I guess this is a two part question since you split time between New York and London. How does where you live impact your creativity?
New York is very fast-paced and people are constantly moving forward. You’re in and out the door for a meeting quicker than you can pick up the phone. It’s very hard to get your foot in the door, but once you do, it usually becomes a lasting relationship. Also, I am constantly inspired by the people I meet here—everyone is after a dream. Whenever you go out, you meet someone who is in a similar situation to you and I feel like people come together on the basis of that.
London will always be the place I go to for creativity in my work. I also have an agent over there, so I’m always busy when I return! London is big on networking and that can often turn into great connections.
Is it important to you to be part of a creative community of people?
Definitely. As artists, we all struggle and get frustrated, especially when we’re freelancers as well. I just moved to a new area in Brooklyn where most of my creative friends live and it’s nice because we go out for dinner and drinks and chat about the industry or new ideas for shoots. I think it’s so important to be surrounded with people who inspire you.
What does a typical day look like for you?
It always depends on what I’m doing.
On a shoot day, I usually have a super early call time. Once I get to location, I meet with the art director and client and my team and I are briefed on what is expected of us. On set, my assistants set up the lighting and tether it to the computer. Once hair and make up is done, we start with some test shots and hope the client likes what they see on the screen. If not, we keep trying. Once we figure out the lighting and setup, we’ll shoot all of the looks until everyone is happy with what they see. I find it best to go over the shots right after the shoot so we know exactly which ones were successful and which ones the client likes straight away. It’s also important for me to leave a set feeling like I’ve made the client and the team happy. Then, after the shoot, we usually we go for dinner and drinks. That’s one of the great things about New York—getting together after jobs!
On a non-shoot day, I am usually doing admin work. Admin days are full of retouching, emails, managing accounts, planning shoots, researching looks, email correspondence with my creative team, and putting together mood boards.
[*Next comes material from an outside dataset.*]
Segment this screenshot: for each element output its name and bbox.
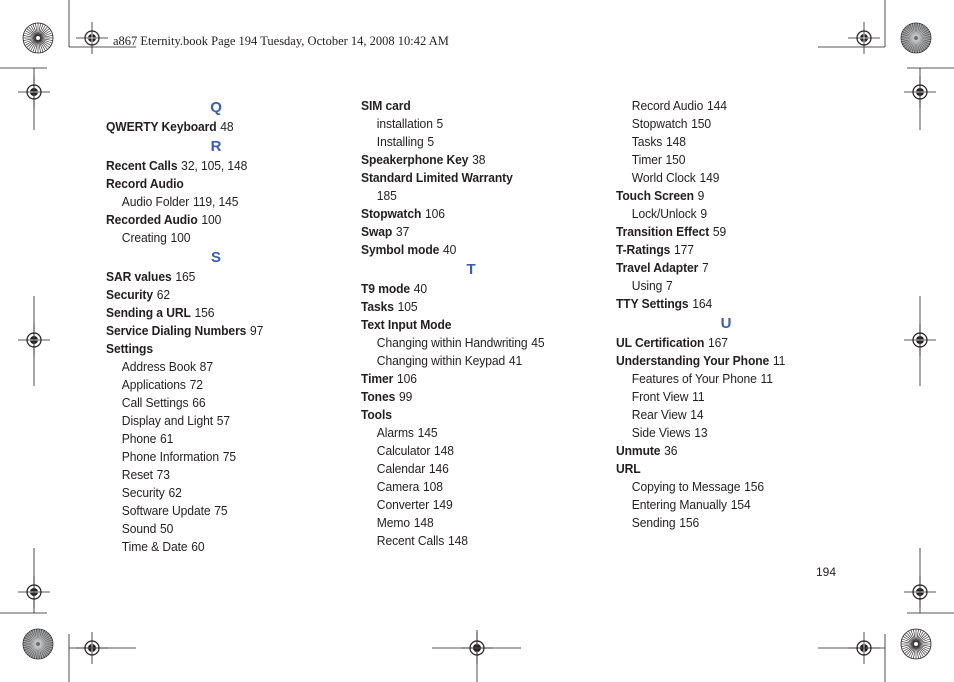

Sometimes I have meetings; other times I’ll go sit in a coffee shop and work just to get out and be inspired to get my never-ending to-do list done! I also spend a lot of time organizing upcoming workshops and events.
Current album on repeat?
Crystal Castles’ album, (III).
Do you have a favorite movie or TV show?
I’ve been watching a lot of ridiculous TV shows to keep me inspired to work at home—Revenge, Family Guy, and American Dad. As for movies, I just went to see The Hobbit and loved it.
My favorite book is one that really encouraged me to move to New York; it’s The Secret by Rhonda Byrne. I also will admit that I enjoy thriller novels—they often get me through long fights!
What kind of legacy do you hope to leave?
I want to show people that no matter where they’re from or what age they are, they can succeed in what they want to do. Most people are put off by success because they don’t think they can make it. We all make excuses because we’re scared of what’s on the other side, but it’s important to take risks—even if we fail—because that is how we learn.
It’s easy to say, “Well, I’m from a small town,” or, “I don’t have the money to do that.” I was once in that situation. Even though I feel like I still have quite a long way to go, I hope I can inspire people with my journey so far!
“Most people are put off by success because they don’t think they can make it. We all make excuses because we’re scared of what’s on the other side, but it’s important to take risks—even if we fail—because that is how we learn.”